Oil & Gas UK estimates that a further 1.7 billion barrels of the UK’s oil and gas resource would be recovered if the uncertainty about decommissioning reliefs—a very difficult subject—was resolved.

In an industry with highly mobile capital, investment will flow to other, more attractive destinations. We must not let that happen. Further repeated change in the taxation regime of this vital UK industry is causing great uncertainty in the boardrooms of both the international and the home-grown companies involved in all sectors of the industry. That inevitably has a further unhelpful impact on inward investment, at a time when we should be doing all we can to attract that investment, as well as the jobs, the tax receipts and the balance of payments benefits that come with it. I am sure the Economic Secretary agrees that doing that is even more important given the Government’s genuine determination to generate greater growth in the economy, without which many of the difficult problems we face cannot be dealt with.

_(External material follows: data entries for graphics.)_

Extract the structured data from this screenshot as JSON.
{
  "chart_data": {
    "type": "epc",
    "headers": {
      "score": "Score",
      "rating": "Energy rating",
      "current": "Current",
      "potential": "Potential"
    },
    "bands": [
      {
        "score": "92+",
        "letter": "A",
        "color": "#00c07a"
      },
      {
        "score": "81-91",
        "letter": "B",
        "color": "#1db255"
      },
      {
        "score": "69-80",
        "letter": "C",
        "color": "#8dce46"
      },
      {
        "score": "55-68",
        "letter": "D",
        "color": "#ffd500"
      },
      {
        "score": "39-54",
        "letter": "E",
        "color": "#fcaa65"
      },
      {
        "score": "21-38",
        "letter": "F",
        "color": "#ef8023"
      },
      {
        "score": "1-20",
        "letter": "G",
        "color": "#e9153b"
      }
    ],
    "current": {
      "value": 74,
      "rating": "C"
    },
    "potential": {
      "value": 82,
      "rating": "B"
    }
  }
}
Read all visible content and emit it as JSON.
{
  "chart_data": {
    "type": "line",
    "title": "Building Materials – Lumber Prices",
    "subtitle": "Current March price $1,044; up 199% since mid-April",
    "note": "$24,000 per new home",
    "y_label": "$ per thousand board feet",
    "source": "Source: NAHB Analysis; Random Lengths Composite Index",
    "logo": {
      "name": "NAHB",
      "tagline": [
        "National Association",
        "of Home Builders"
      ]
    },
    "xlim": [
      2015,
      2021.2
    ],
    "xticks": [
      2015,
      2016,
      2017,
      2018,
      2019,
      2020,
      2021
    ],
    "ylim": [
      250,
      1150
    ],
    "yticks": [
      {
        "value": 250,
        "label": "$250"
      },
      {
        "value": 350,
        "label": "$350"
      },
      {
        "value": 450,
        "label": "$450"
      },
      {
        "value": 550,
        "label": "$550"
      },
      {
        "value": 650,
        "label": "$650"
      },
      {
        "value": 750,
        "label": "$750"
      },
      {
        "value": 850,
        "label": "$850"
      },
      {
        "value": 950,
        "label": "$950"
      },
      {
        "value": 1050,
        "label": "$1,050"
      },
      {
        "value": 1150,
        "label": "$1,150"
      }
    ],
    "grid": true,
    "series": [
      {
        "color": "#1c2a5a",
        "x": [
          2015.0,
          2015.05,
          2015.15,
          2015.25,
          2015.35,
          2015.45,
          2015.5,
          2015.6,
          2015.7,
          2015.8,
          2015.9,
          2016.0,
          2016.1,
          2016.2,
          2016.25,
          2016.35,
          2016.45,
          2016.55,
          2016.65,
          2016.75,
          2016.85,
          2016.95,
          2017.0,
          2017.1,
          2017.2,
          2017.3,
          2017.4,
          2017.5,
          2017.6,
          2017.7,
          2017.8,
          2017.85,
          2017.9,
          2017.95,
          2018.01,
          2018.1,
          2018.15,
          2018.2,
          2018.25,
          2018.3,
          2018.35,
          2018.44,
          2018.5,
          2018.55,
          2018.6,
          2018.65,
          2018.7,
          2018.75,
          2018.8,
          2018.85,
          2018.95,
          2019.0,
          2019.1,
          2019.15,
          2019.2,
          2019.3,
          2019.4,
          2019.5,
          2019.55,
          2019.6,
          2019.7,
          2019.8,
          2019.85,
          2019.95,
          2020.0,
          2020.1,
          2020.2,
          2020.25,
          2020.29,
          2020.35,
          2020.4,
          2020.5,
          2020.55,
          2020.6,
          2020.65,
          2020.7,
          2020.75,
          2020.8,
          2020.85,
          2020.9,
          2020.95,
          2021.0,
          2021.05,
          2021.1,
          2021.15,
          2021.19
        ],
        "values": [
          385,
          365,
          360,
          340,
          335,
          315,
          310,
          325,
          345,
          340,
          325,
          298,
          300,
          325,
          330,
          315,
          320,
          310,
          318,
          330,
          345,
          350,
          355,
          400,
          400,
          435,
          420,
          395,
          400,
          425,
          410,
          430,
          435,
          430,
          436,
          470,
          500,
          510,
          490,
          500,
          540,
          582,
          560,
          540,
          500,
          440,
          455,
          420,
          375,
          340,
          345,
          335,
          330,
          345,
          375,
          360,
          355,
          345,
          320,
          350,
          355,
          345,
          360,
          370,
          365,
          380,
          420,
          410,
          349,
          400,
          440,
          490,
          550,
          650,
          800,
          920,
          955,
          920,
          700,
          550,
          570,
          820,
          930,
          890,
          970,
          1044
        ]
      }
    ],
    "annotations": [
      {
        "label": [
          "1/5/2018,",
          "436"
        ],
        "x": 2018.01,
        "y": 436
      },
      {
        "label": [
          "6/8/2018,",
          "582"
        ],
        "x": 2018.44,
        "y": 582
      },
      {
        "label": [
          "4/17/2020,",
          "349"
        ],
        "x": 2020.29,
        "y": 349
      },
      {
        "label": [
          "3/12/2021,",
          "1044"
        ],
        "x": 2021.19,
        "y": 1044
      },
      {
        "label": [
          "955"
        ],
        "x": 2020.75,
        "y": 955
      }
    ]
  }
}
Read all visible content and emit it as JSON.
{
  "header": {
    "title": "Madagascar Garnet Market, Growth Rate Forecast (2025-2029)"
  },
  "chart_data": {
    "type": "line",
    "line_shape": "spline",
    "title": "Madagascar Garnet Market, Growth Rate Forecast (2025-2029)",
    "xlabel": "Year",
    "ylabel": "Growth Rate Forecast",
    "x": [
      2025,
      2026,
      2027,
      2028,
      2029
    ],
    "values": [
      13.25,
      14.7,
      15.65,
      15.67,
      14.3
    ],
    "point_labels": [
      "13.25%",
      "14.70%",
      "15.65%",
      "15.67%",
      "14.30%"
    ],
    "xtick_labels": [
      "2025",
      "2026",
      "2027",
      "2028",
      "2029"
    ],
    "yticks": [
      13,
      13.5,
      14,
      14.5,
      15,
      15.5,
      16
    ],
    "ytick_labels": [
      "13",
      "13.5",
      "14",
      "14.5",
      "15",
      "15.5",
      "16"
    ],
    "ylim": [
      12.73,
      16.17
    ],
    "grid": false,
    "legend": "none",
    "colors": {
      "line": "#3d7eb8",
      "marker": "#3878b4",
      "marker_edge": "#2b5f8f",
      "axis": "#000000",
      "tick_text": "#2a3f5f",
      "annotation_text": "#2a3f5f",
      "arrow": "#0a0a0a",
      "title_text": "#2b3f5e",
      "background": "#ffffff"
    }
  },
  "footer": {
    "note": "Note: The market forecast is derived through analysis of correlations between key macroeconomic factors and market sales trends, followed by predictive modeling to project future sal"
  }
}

I am aware that discussions are ongoing between the Treasury, the Department of Energy and Climate Change and the industry to try to find ways to stimulate investment, and I welcome that. I ask the Economic Secretary to confirm that she understands—I know she does—the serious impact on inward investment being caused by the tax increase and other adverse changes in taxation, and the damage to the future tax base and future tax receipts. Further, will she confirm that the Treasury will give serious and detailed consideration to measures to protect future investment through extensions to tax allowances and giving certainty on decommissioning reliefs, and see to it that those measures are enacted or headlined in the Budget, to the greater advantage of the British economy in the years to come?